[Editorial] The dangers of a ‘nuclear power renaissance’

Posted on : 2011-03-14 13:25 KST Modified on : 2011-03-14 13:25 KST

The radiation scare that has swept over the islands of Japan in the wake of the massive earthquake and tsunami is a clear example of the paper-thin difference between a nuclear power plant and an atomic bomb. No matter how safely and solidly we build these plants, there is nothing to be done about the tremendous might of nature. With just a single natural disaster, such a facility can turn at any moment into a fearsome instrument of carnage.
There is also cause for such concern in South Korea. We have also seen an increase in earthquake frequency over the past several years, and the earthquakes have been growing in scale. Not only are most of our nuclear power plants located on the East Sea coast, but investigation findings reported to the academic sector indicate that an active fault lies beneath the sea in the area near the Wolseong plant in North Gyeongsang Province.
In spite of this, the administration insists, “South Korea’s power plants are designed to withstand an earthquake with a magnitude of up to 6.5, which is the highest readiness posture in light of the geological characteristics of the Korean Peninsula.” What the administration is forgetting is that this very overconfidence regarding safety harbors the seeds of catastrophe.
On top of this, the Lee Myung-bak administration has shown such an excessive fixation on nuclear power plants that critics have begun to talk about a “Nuclear Power Plant Republic.” Bizarrely, it has been feverishly promoting nuclear power plants under the guise of “low-carbon green growth” and “sustainable energy.”
This fixation has been intensified further since the controversial nuclear power plant contract South Korea secured from the United Arab Emirates. The administration has even come up with the term “nuclear power renaissance” in pushing these plants as a leading next-generation export commodity. It has also announced plants to build an additional 11 plants domestically with the goal of increasing the percentage of power generation from nuclear energy from its current level of about 24 percent to 41 percent by 2030.
But Japan’s catastrophe provides a clear picture as to how dangerous such nuclear power plant-dependent energy policy is.

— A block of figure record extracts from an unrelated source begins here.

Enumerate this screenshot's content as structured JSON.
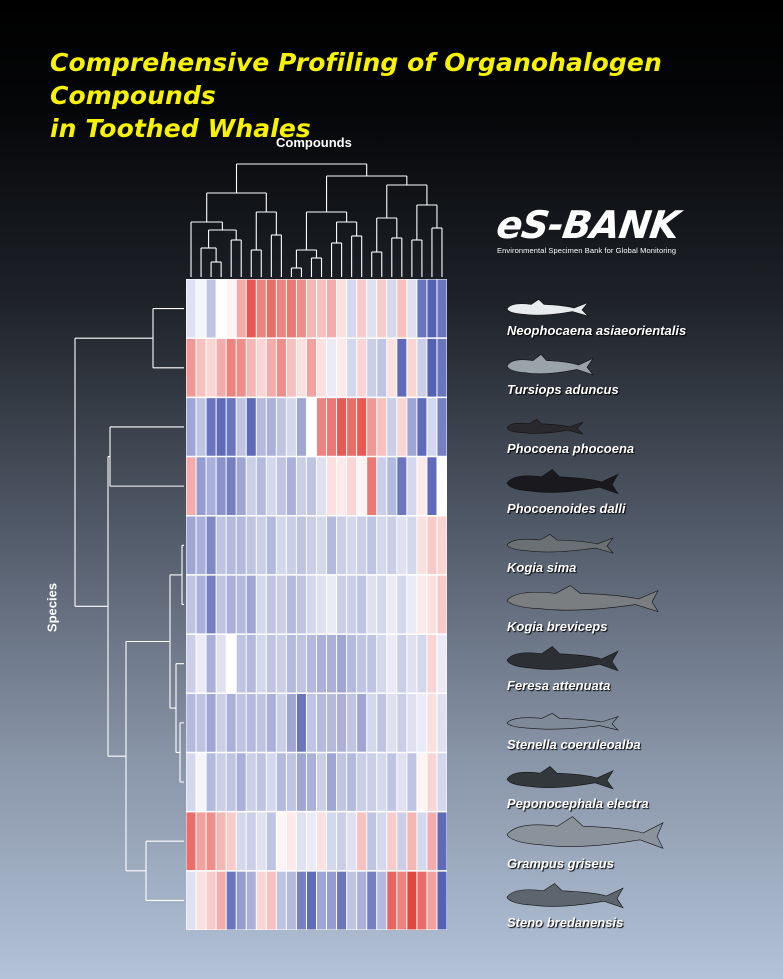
{
  "title_line1": "Comprehensive Profiling of Organohalogen Compounds",
  "title_line2": "in Toothed Whales",
  "logo": {
    "word": "eS-BANK",
    "subtitle": "Environmental Specimen Bank for Global Monitoring"
  },
  "colors": {
    "title": "#f7f300",
    "high": "#e0302a",
    "mid": "#ffffff",
    "low": "#2a3aa0"
  },
  "chart_data": {
    "type": "heatmap",
    "title": "",
    "xlabel": "Compounds",
    "ylabel": "Species",
    "rows": [
      "Neophocaena asiaeorientalis",
      "Tursiops aduncus",
      "Phocoena phocoena",
      "Phocoenoides dalli",
      "Kogia sima",
      "Kogia breviceps",
      "Feresa attenuata",
      "Stenella coeruleoalba",
      "Peponocephala electra",
      "Grampus griseus",
      "Steno bredanensis"
    ],
    "n_columns": 26,
    "value_range": [
      -2,
      2
    ],
    "color_scale": "blue-white-red",
    "values": [
      [
        -0.3,
        -0.1,
        -0.6,
        0.0,
        0.1,
        0.8,
        1.6,
        1.2,
        1.4,
        1.2,
        1.3,
        1.1,
        0.7,
        0.6,
        0.8,
        0.3,
        -0.4,
        0.5,
        -0.3,
        0.5,
        -0.4,
        0.6,
        -0.3,
        -1.4,
        -1.6,
        -1.4
      ],
      [
        1.0,
        0.6,
        0.4,
        0.8,
        1.2,
        1.1,
        0.7,
        0.4,
        0.8,
        1.1,
        0.6,
        0.3,
        0.9,
        0.3,
        -0.2,
        0.2,
        -0.4,
        0.4,
        -0.5,
        -0.6,
        0.3,
        -1.5,
        0.4,
        -0.5,
        -1.6,
        -1.4
      ],
      [
        -0.9,
        -0.6,
        -1.4,
        -1.5,
        -1.4,
        -0.6,
        -1.5,
        -0.7,
        -0.8,
        -0.6,
        -0.4,
        -0.9,
        0.0,
        1.2,
        1.3,
        1.6,
        1.4,
        1.6,
        1.0,
        0.6,
        -0.5,
        0.4,
        -0.9,
        -1.5,
        -0.4,
        -1.3
      ],
      [
        0.8,
        -1.0,
        -0.8,
        -1.1,
        -1.3,
        -0.9,
        -0.5,
        -0.7,
        -0.4,
        -0.6,
        -0.8,
        -0.5,
        -0.6,
        -0.3,
        0.3,
        0.2,
        0.4,
        0.1,
        1.3,
        -0.5,
        -0.7,
        -1.4,
        -0.4,
        0.2,
        -1.5,
        0.0
      ],
      [
        -0.9,
        -0.8,
        -1.2,
        -0.6,
        -0.7,
        -0.7,
        -0.6,
        -0.5,
        -0.7,
        -0.4,
        -0.5,
        -0.6,
        -0.5,
        -0.4,
        -0.7,
        -0.5,
        -0.4,
        -0.5,
        -0.6,
        -0.4,
        -0.5,
        -0.3,
        -0.4,
        0.3,
        0.5,
        0.4
      ],
      [
        -0.6,
        -0.8,
        -1.3,
        -0.6,
        -0.8,
        -0.7,
        -0.9,
        -0.4,
        -0.6,
        -0.5,
        -0.7,
        -0.6,
        -0.4,
        -0.3,
        -0.2,
        -0.5,
        -0.5,
        -0.6,
        -0.3,
        -0.4,
        -0.2,
        -0.4,
        -0.2,
        0.2,
        0.3,
        0.5
      ],
      [
        -0.5,
        -0.2,
        -0.8,
        -0.3,
        0.0,
        -0.6,
        -0.7,
        -0.4,
        -0.6,
        -0.5,
        -0.7,
        -0.6,
        -0.7,
        -0.8,
        -0.8,
        -0.9,
        -0.7,
        -0.6,
        -0.6,
        -0.4,
        -0.2,
        -0.5,
        -0.3,
        -0.4,
        0.4,
        -0.2
      ],
      [
        -0.7,
        -0.6,
        -0.9,
        -0.5,
        -0.8,
        -0.6,
        -0.7,
        -0.6,
        -0.8,
        -0.5,
        -0.9,
        -1.4,
        -0.6,
        -0.7,
        -0.7,
        -0.8,
        -0.6,
        -0.9,
        -0.4,
        -0.6,
        -0.3,
        -0.5,
        -0.3,
        -0.2,
        0.3,
        -0.3
      ],
      [
        -0.4,
        -0.1,
        -0.7,
        -0.5,
        -0.6,
        -0.8,
        -0.5,
        -0.6,
        -0.4,
        -0.7,
        -0.6,
        -0.9,
        -0.8,
        -0.5,
        -0.9,
        -0.6,
        -0.7,
        -0.5,
        -0.5,
        -0.4,
        -0.6,
        -0.3,
        -0.6,
        0.1,
        0.4,
        -0.4
      ],
      [
        1.4,
        0.9,
        1.1,
        0.7,
        0.5,
        -0.4,
        -0.5,
        -0.3,
        -0.6,
        0.1,
        0.2,
        -0.3,
        -0.2,
        0.3,
        -0.4,
        -0.5,
        -0.3,
        0.6,
        -0.6,
        -0.4,
        0.5,
        -0.5,
        0.7,
        -0.4,
        0.8,
        -1.5
      ],
      [
        -0.3,
        0.3,
        0.5,
        0.8,
        -1.4,
        -1.0,
        -0.8,
        0.4,
        0.6,
        -0.6,
        -0.7,
        -1.3,
        -1.5,
        -0.9,
        -1.0,
        -1.4,
        -0.6,
        -0.8,
        -1.3,
        -0.7,
        1.5,
        1.2,
        1.8,
        1.4,
        0.9,
        -1.6
      ]
    ]
  }
}
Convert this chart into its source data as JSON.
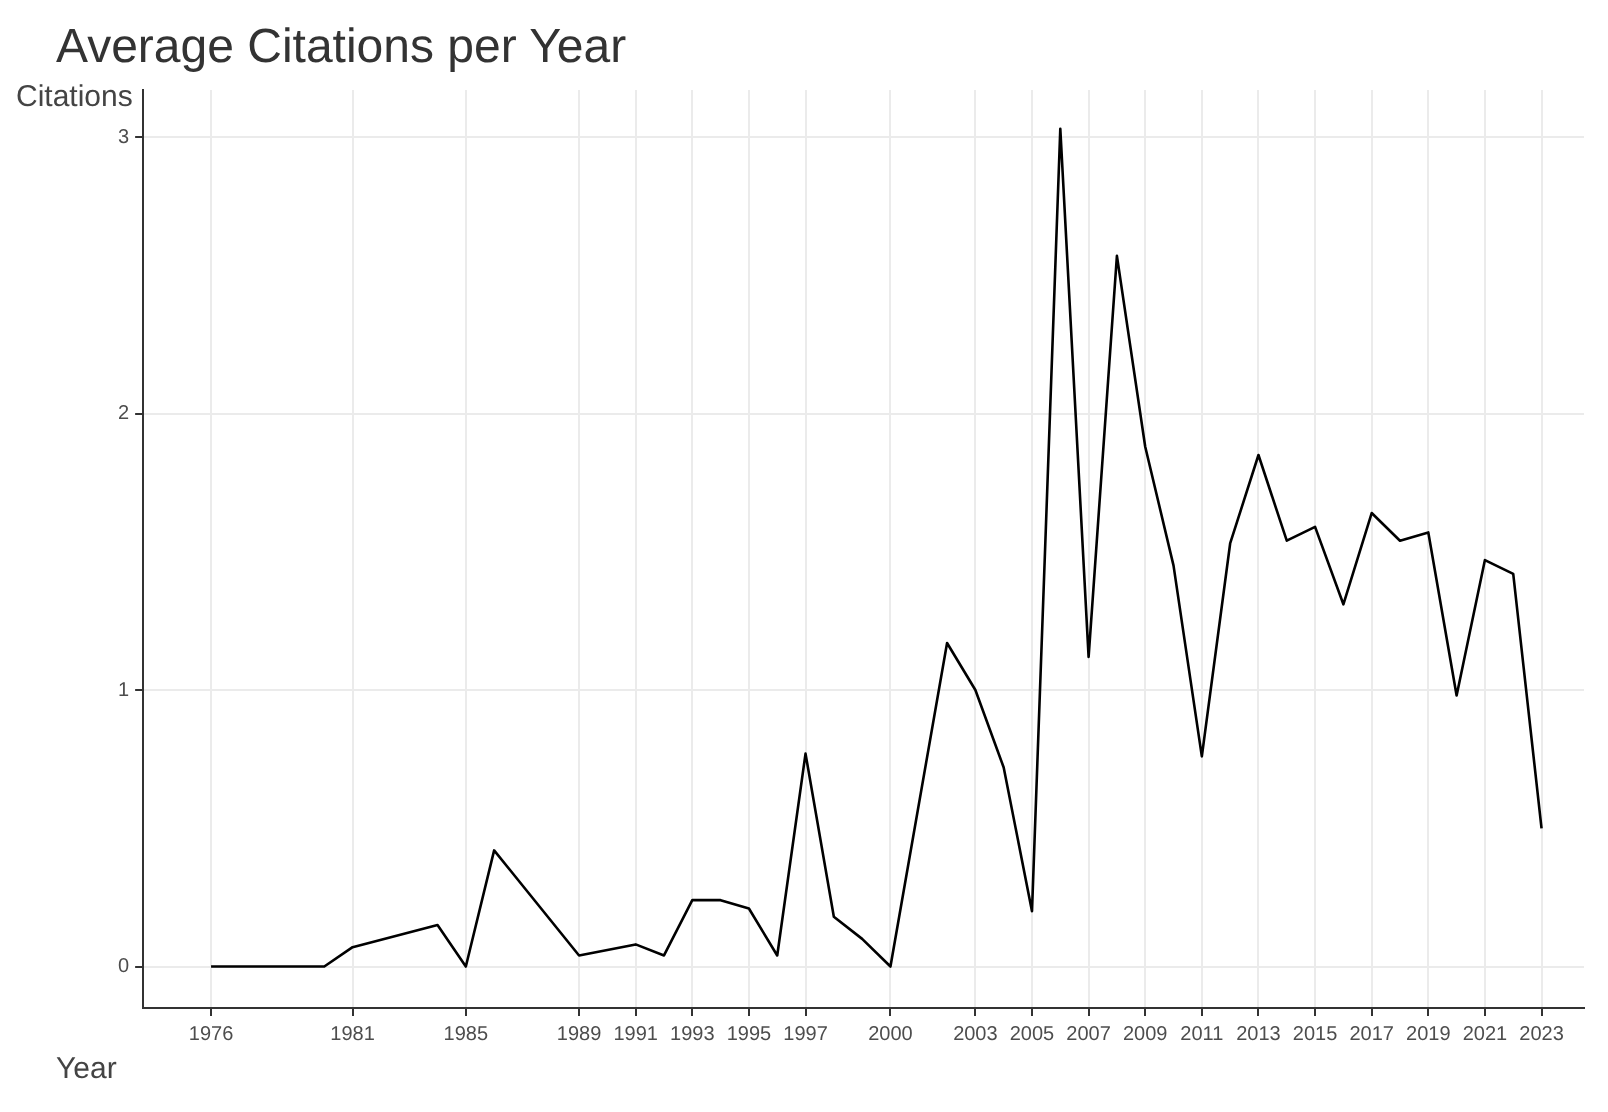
{
  "chart_data": {
    "type": "line",
    "title": "Average Citations per Year",
    "xlabel": "Year",
    "ylabel": "Citations",
    "x": [
      1976,
      1980,
      1981,
      1984,
      1985,
      1986,
      1989,
      1991,
      1992,
      1993,
      1994,
      1995,
      1996,
      1997,
      1998,
      1999,
      2000,
      2002,
      2003,
      2004,
      2005,
      2006,
      2007,
      2008,
      2009,
      2010,
      2011,
      2012,
      2013,
      2014,
      2015,
      2016,
      2017,
      2018,
      2019,
      2020,
      2021,
      2022,
      2023
    ],
    "series": [
      {
        "color": "#000000",
        "values": [
          0,
          0,
          0.07,
          0.15,
          0,
          0.42,
          0.04,
          0.08,
          0.04,
          0.24,
          0.24,
          0.21,
          0.04,
          0.77,
          0.18,
          0.1,
          0,
          1.17,
          1.0,
          0.72,
          0.2,
          3.03,
          1.12,
          2.57,
          1.88,
          1.45,
          0.76,
          1.53,
          1.85,
          1.54,
          1.59,
          1.31,
          1.64,
          1.54,
          1.57,
          0.98,
          1.47,
          1.42,
          0.5
        ]
      }
    ],
    "xlim": [
      1973.6,
      2024.5
    ],
    "ylim": [
      -0.15,
      3.17
    ],
    "xticks": [
      1976,
      1981,
      1985,
      1989,
      1991,
      1993,
      1995,
      1997,
      2000,
      2003,
      2005,
      2007,
      2009,
      2011,
      2013,
      2015,
      2017,
      2019,
      2021,
      2023
    ],
    "yticks": [
      0,
      1,
      2,
      3
    ],
    "grid": true,
    "legend": false,
    "marker": "none",
    "line_style": "solid"
  }
}
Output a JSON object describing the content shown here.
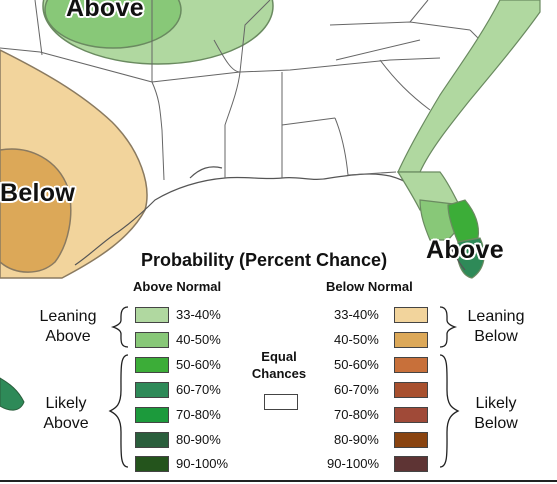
{
  "map_labels": {
    "above_north": "Above",
    "below_west": "Below",
    "above_florida": "Above"
  },
  "legend": {
    "title": "Probability (Percent Chance)",
    "above_header": "Above Normal",
    "below_header": "Below Normal",
    "equal_chances": "Equal Chances",
    "above_groups": {
      "leaning": "Leaning Above",
      "likely": "Likely Above"
    },
    "below_groups": {
      "leaning": "Leaning Below",
      "likely": "Likely Below"
    },
    "above_bins": [
      {
        "range": "33-40%",
        "color": "#b0d8a0"
      },
      {
        "range": "40-50%",
        "color": "#88c878"
      },
      {
        "range": "50-60%",
        "color": "#3cad38"
      },
      {
        "range": "60-70%",
        "color": "#2e8a58"
      },
      {
        "range": "70-80%",
        "color": "#1c9a3c"
      },
      {
        "range": "80-90%",
        "color": "#2a5e3c"
      },
      {
        "range": "90-100%",
        "color": "#24541c"
      }
    ],
    "below_bins": [
      {
        "range": "33-40%",
        "color": "#f2d49c"
      },
      {
        "range": "40-50%",
        "color": "#dca858"
      },
      {
        "range": "50-60%",
        "color": "#c8703a"
      },
      {
        "range": "60-70%",
        "color": "#a8502e"
      },
      {
        "range": "70-80%",
        "color": "#a04a38"
      },
      {
        "range": "80-90%",
        "color": "#8a4410"
      },
      {
        "range": "90-100%",
        "color": "#5e3434"
      }
    ],
    "equal_color": "#ffffff"
  },
  "colors": {
    "land": "#ffffff",
    "border": "#555555"
  }
}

And the potential risk grows even more if one considers the uneasy political situation on the peninsula. However difficult it may be now, it is essential that we abandon this policy centering on the expansion of nuclear power and focus our energies instead on the expansion of environmentally friendly and renewable energies.
President Lee took part in the UAE nuclear power plant groundbreaking ceremony even with evidence of Japan’s power plant disaster before his eyes. Internally, he and the Cheong Wa Dae (the presidential office in South Korea or Blue House) may have lamented the fact that this calamity took some of the luster away from the event. If their perception of the situation is so poor, it is truly unfortunate.
This incident represents nature’s stern warning against the foolishness of humans who trust blindly in the use of dangerous nuclear materials as modern conveniences. If we ignore this warning, we put ourselves at risk to a massive catastrophe that could strike at any time. We hope President Lee and the administration take this as the opportunity for some profound reflection and a change in understanding on nuclear power plant policy.